We show the average of each metric: precision (P-AVG), recall (R-AVG), and f-measure (F-AVG). We divide the result based on the experiment case. The bold value represents the highest value in a column.
We observe the result of different amount on two different increments: 100–500 with increment of 100 (scenario 1) that is not displayed on the table, and 1000–5000 with increment of 500 (scenario 2). During scenario 1, any amount that is appended with metadata able to outperform most of the time compared to dataset without appended metadata. However, during scenario 2, the dataset without appended metadata more often than not outperform in certain metric. Looking at average F-Measure, we get dataset with appended metadata possess the highest score. We also get that at most we are able to reach 0.7932, 0.7542, and 0.7482 respectively for each metrics observed, obtained around the word n-gram amount of 3000–4000. Conscientiousness and extraversion on every metric reaches highest score among all, which might be caused by the imbalance of dataset.
We observe that our selection of metadata unable to outperform preceding research with the significant difference in precision and recall and a slight one in f-measure. Since each paper has their own amount of metadata feature, the result of attribute selection is different as well. We suspect that our selection of metadata heavily affects the important linguistic feature during reduction, resulting low score among other list of feature. It is also found that conscientiousness and extraversion reaches the highest score while openness scores the least with its difference to agreeableness is quite significant.
We observe that Random Forest and sequential minimal optimization performs the best among our selection of classifier with Naïve Bayes positioned the third. J48 and k-NN are close to reach 0.7, although both J48 and Random Forest are both tree-based classifier.
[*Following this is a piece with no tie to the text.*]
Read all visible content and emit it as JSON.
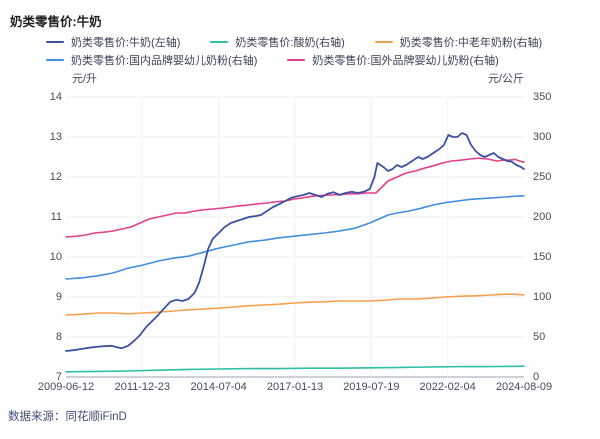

This case also happens in [23] where Random Forest performs better than J48 by 10%. As mentioned, none of the classifiers used here are tuned, therefore it is possible for k-NN to be significantly sensitive towards outliers in the data. Random Forest is also more consistent in result throughout all metric than SMO.
In this paper, we attempt to find optimal setting to perform personality prediction with Twitter as our source of the data using big five as the personality model, focusing on Indonesian user. We analyze three comparisons: amount of n-gram, twitter metadata, and classifier used.
With the highest F-average of 0.7482, we obtain the optimal result around the usage of 3000–4000 word n-grams.
While our list of Twitter metadata does not perform better than other lists, we find the difference is not that significant. The impact of not using list of metadata is not as well significant, although better.
Random forest and SMO performs well with our dataset, suspecting that there are some outliers affected sensitive classifiers prone to it, such as k-NN.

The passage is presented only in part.